A bit about Simon Halsey - Founder of Little Gems

simon halsey

Wizzybug...For 10 years I worked in a local Bath charity designing many solutions to help children and adults with disabilities. I designed the Wizzbug whilst with the charity DesignAbility (formerly BIME). During this time I worked closely with the families and their children, and had always felt that Wizzybug was the tip of the iceberg in terms of the range of products that could be made available to benefit these children. After 4 years of Wizzybug, I wanted to continue the work developing a new product range at DesignAbility, but the timing was not right, and after lengthy discussion with the new management it was decided that there would be no such development opportunity there. If I wanted to continue designing for these children, I had to leave.

TinyTrax....Options of collaboration were discussed, but again this was not felt appropriate. So I started a new company called Imaginable, and began work designing the TinyTrax powerchair for children from 2 to 10 years old. However, before I left, in a funding meeting with Starfish trust, I was asked to suggest any work they could help fund. So I suggested the Wizzy Loan Scheme. Over the years we had families approach us with children of 3-4 years old. These children would only get a year or less of use of Wizzy, so their parents often didn't attempt to get funding as this can take up to a year or more. We needed to give these children the Wizzy much quicker, and without the need for funding. The Wizzy Loan scheme would achieve this.
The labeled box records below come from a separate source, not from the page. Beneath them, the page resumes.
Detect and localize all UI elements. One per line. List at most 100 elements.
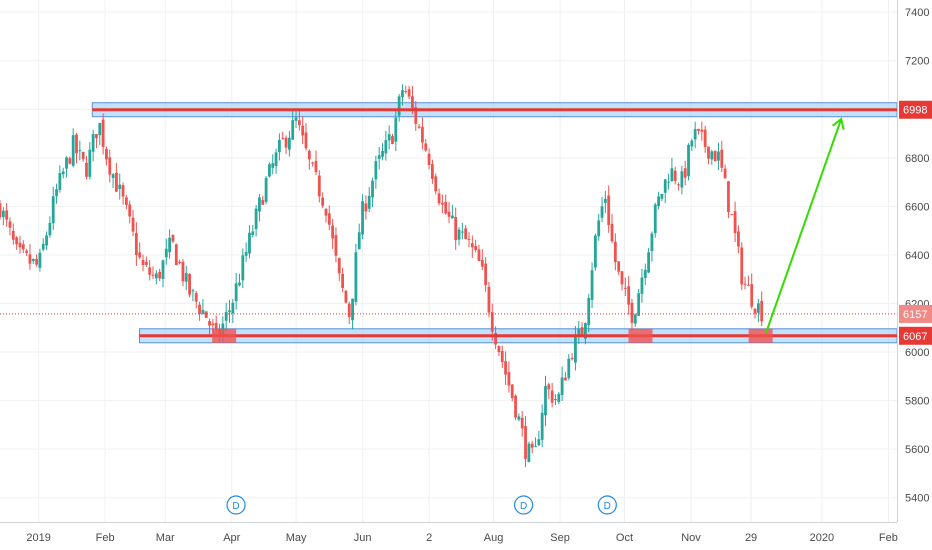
candle-down: [421, 126, 424, 143]
price-axis[interactable]: 5400560058006000620064006600680070007200…: [899, 7, 932, 505]
candle-down: [723, 168, 727, 179]
candle-up: [401, 90, 404, 98]
candle-up: [687, 144, 690, 177]
candlesticks: [0, 84, 764, 468]
candle-down: [301, 125, 305, 136]
x-tick-label: 29: [745, 532, 757, 544]
candle-down: [707, 146, 710, 159]
candle-down: [524, 426, 527, 459]
candle-up: [637, 293, 641, 316]
support-touch-highlight: [628, 328, 653, 343]
candle-up: [680, 171, 684, 188]
candle-up: [254, 208, 258, 230]
candle-down: [18, 242, 22, 248]
candle-up: [61, 171, 65, 175]
candle-up: [31, 259, 35, 261]
candle-down: [261, 200, 265, 205]
candle-down: [713, 151, 717, 162]
candle-up: [55, 189, 58, 197]
candle-up: [544, 385, 547, 416]
candle-down: [414, 107, 418, 124]
candle-down: [514, 395, 517, 418]
candle-down: [617, 261, 621, 272]
candle-down: [284, 137, 288, 148]
candle-down: [208, 320, 211, 326]
candle-down: [327, 213, 331, 225]
candle-down: [344, 290, 348, 303]
candle-down: [347, 303, 351, 317]
candle-down: [95, 134, 98, 139]
candle-down: [25, 250, 29, 253]
candle-down: [434, 176, 438, 192]
candle-up: [567, 358, 571, 379]
candle-up: [241, 255, 245, 281]
candle-down: [35, 258, 38, 265]
candle-up: [248, 232, 251, 254]
candle-down: [337, 258, 341, 274]
candle-up: [38, 252, 42, 268]
last-price-label: 6157: [903, 309, 927, 321]
y-tick-label: 6600: [905, 201, 929, 213]
candle-down: [171, 234, 175, 242]
candle-up: [234, 283, 238, 302]
candle-down: [204, 311, 208, 319]
candle-down: [487, 286, 491, 313]
candle-down: [467, 238, 471, 240]
candle-down: [181, 261, 185, 282]
projection-arrow-line: [765, 118, 843, 333]
support-touch-highlight: [212, 328, 237, 343]
y-tick-label: 6800: [905, 153, 929, 165]
x-tick-label: Nov: [681, 532, 701, 544]
dividend-marker-label: D: [604, 501, 611, 512]
candle-up: [657, 196, 660, 207]
candle-down: [683, 168, 687, 178]
candle-up: [291, 120, 295, 140]
candle-up: [381, 150, 384, 157]
candle-down: [85, 162, 88, 177]
candle-up: [560, 377, 564, 396]
candle-up: [597, 220, 601, 237]
candle-down: [297, 120, 301, 126]
candle-up: [660, 193, 664, 199]
candle-up: [78, 150, 82, 152]
x-tick-label: 2: [426, 532, 432, 544]
candle-down: [547, 384, 551, 390]
chart-grid: [0, 0, 897, 522]
candle-down: [447, 211, 451, 217]
x-tick-label: Jun: [354, 532, 372, 544]
candle-down: [437, 193, 441, 204]
x-tick-label: May: [286, 532, 307, 544]
candle-down: [727, 181, 730, 212]
y-tick-label: 7200: [905, 56, 929, 68]
candle-down: [697, 128, 700, 131]
candle-up: [168, 237, 172, 253]
time-axis[interactable]: 2019 Feb Mar Apr May Jun 2 Aug Sep Oct Nov 29 2020 Fe…: [26, 532, 898, 544]
candle-down: [474, 246, 478, 251]
candle-down: [334, 235, 338, 256]
candle-down: [144, 261, 148, 265]
candle-up: [361, 201, 364, 235]
candle-up: [667, 181, 670, 183]
candle-down: [477, 249, 481, 261]
candle-down: [68, 158, 72, 164]
candle-down: [178, 261, 182, 263]
candle-up: [278, 139, 281, 153]
candle-up: [231, 302, 235, 314]
candle-up: [258, 197, 261, 212]
candle-down: [105, 148, 108, 160]
price-label-box: [899, 100, 932, 119]
candle-up: [98, 122, 102, 136]
candle-down: [28, 254, 32, 264]
candle-up: [294, 117, 298, 121]
y-tick-label: 5800: [905, 396, 929, 408]
candle-up: [48, 222, 52, 236]
candle-up: [228, 310, 231, 313]
candle-up: [540, 412, 544, 440]
candle-down: [314, 160, 318, 173]
candle-down: [407, 89, 411, 97]
candle-up: [238, 282, 241, 286]
candle-up: [374, 161, 378, 180]
candle-down: [504, 361, 507, 375]
candle-up: [527, 443, 531, 462]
The Starfish trust genourously gave £50k, and I'm pleased to say that Tony Husband and the team at DesignAbility have gone on to make the scheme a huge success.

Finally Little Gems is born... The TinyTrax is now available to families, who can often get full funding from grant giving charities to purchase the chair. However, I have noticed over the years that parents and professionals in this field were quite often not aware of all the mobility options available to them. Inparticular there was one demo of Wizzybug where the family were furious with their physiotherapist for not knowing about the Wizzy sooner. They had just spent £20,000 on a very big powerchair, and would rather of had the Wizzy. The consequences of poor assessment and provision of equipment can be disastrous for a child. Also a funding charity may have raised thousands of pounds for the wrong solution for that child.

Little Gems will address these problems and more, providing professionals and families with concise, unbiased information on mobility solutions, and the mechanisms for obtaining them.